Auf welche Weise wirkt die Bundesregierung auf die europäische Ebene ein, damit eine europaweite Registrierung von Fahrberechtigungen sowie standardisierte Führerscheinprüfungen von Lokführern umgesetzt werden?
Welche Maßnahmen ergreift die Bundesregierung, um einheitliche europäische Arbeitsstandards für Lokführer durchzusetzen?
Welche Maßnahmen ergreift die Bundesregierung, um einheitliche europäische Registrierungen von Lokführern umzusetzen?
Was will die Bundesregierung unternehmen, damit es Firmen nicht mehr möglich ist, „selbständige Lokführer“ einzustellen und damit die Sicherheitsstandards zu unterlaufen?
Plant die Bundesregierung die Einführung eines digitalen Fahrtenschreibers in den Führerständen der Triebfahrzeuge sowie eine entsprechende Fahrerkarte, die unter anderem die Arbeitszeit, die Tauglichkeit, die Fortbildungs- und Streckenkenntnisse und die Fahrzeugbefähigung dokumentiert?
Wenn Frage 16 negativ beantwortet wird, warum plant die Bundesregierung die Einführung eines Fahrtenschreibers und einer Fahrerkarte nicht?
Wenn Frage 16 positiv beantwortet wird, welche konkreten Schritte werden zu einer Einführung eines Fahrtenschreibers und einer Fahrerkarte unternommen?
Wie viele Kontrollen haben in den Jahren 2010, 2009 und 2008 bei Lokführern stattgefunden?
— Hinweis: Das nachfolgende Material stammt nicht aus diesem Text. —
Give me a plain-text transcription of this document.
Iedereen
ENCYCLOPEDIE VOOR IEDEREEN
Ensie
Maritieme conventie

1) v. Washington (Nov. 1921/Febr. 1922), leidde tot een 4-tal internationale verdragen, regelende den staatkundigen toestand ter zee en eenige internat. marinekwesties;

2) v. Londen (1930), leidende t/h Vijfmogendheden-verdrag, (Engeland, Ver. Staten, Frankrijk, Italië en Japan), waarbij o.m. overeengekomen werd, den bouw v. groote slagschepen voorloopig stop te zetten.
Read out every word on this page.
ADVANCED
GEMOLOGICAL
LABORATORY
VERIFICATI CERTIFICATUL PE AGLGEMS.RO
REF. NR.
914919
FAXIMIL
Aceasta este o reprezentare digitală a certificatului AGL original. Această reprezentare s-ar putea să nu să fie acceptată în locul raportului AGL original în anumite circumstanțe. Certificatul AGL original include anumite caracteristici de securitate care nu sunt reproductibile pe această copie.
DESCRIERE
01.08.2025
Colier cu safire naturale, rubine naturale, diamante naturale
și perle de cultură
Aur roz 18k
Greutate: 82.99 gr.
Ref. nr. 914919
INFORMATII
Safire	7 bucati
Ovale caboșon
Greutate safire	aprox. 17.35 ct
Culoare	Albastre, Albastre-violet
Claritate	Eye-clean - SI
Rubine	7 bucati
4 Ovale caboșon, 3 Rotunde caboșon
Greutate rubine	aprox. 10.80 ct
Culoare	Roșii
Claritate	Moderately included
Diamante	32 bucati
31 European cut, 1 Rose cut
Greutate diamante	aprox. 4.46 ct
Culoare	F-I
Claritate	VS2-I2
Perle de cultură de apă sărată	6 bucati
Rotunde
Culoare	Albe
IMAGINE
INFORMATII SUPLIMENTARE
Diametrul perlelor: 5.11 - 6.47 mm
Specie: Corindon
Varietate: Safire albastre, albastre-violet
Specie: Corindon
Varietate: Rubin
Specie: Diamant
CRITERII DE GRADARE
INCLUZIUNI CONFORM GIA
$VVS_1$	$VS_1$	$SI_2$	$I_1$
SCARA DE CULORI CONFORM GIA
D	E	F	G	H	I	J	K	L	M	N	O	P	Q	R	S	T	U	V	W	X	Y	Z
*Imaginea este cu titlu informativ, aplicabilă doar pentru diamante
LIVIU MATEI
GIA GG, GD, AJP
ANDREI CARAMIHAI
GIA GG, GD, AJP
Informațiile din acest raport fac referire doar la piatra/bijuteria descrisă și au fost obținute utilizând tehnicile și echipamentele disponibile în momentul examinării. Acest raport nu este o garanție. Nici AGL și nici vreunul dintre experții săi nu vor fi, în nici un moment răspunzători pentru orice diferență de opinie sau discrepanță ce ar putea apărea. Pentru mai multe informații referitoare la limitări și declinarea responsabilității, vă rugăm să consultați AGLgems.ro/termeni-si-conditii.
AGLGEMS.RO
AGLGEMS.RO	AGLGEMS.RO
Haben die in der Frage 19 angeführten Kontrollen die nötigen Führerscheinunterlagen und Arbeitszeitvorschriften umfasst?
Soll mehr Personal im Eisenbahnbundesamt eingestellt werden, um im Speziellen die Sicherheit durch die Überprüfung von Lokführern zu gewährleisten und zu steigern?
Ist der Bundesregierung bekannt, dass mit Geldern der „Arbeitsagentur für Arbeit“ Drittfirmen Lokführer in sechs Monaten ausbilden?